Yes, all of them. It wasn’t so long ago that I was in the same position a lot of the applicants were in. I graduated from the University of Missouri in 2010 and have been at The Times off and on for three years. I remember applying for so many jobs when I was graduating and thinking that nobody on the other end was even reading the applications I’d spent a lot of time on. It was important to me to read them all so that everyone could have as fair a shot as possible. A team of more than 30 people from around the newsroom came to the rescue.

Over several months, we worked our way through the pile. Applicants were initially asked to respond to one of three prompts. It’s hard to say specifically what we were looking for, but we knew we wanted the newsletter to reflect a range of experiences and that we needed writers with unique ideas. Many of the applicants wrote about the same themes, particularly in response to one prompt that asked what frustrated them about how people write about their generation. I can’t tell you how many people wrote about avocado toast or argued that people their age aren’t lazy. Both are fair and valid answers, but people who took on something different had a better chance of standing out.

We narrowed the pool to a group of about 80 finalists. That group was asked to respond to a second prompt, then we narrowed that group to about 25. I held video interviews with each of them to get a better sense of who they were and what they would contribute to The Edit. Seeing their faces and hearing their stories in some ways made it more difficult to decide. When you’re dealing with 20,000 applications, sometimes you can forget that there are real people on the other side.

Ultimately, we selected 13 writers to work with this school year. I’m so excited about the group. We wanted to be able to tell the widest range of stories possible, so we looked for people from a variety of backgrounds. For example, it was important to reflect geographic diversity, so we have writers from California, Alabama, Berlin, Brazil and elsewhere. We also didn’t want all of them to come from elite schools, because that doesn’t reflect reality for many students. They’ve really all taken different paths — one of them is a pastor in a small town in Illinois and another is a cellist in Seattle.

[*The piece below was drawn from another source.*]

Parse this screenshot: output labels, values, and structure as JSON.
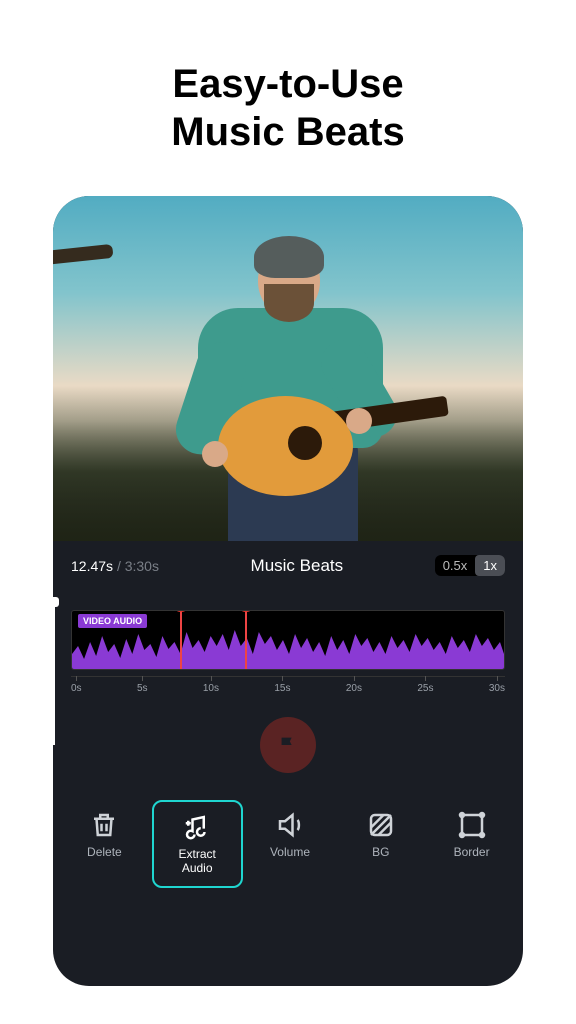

This week, we published the first edition of the relaunched newsletter with an essay by a University of Oklahoma student who is conflicted about supporting his school’s football team because of the problems with the sport. In future weeks, a writer might take on something in the news, the challenge of looking for a job or just growing up!

My goals for The Edit go back to that original, simple idea: to give students and recent graduates the space to talk about the issues that are on their minds. Maybe it’s not that complicated after all.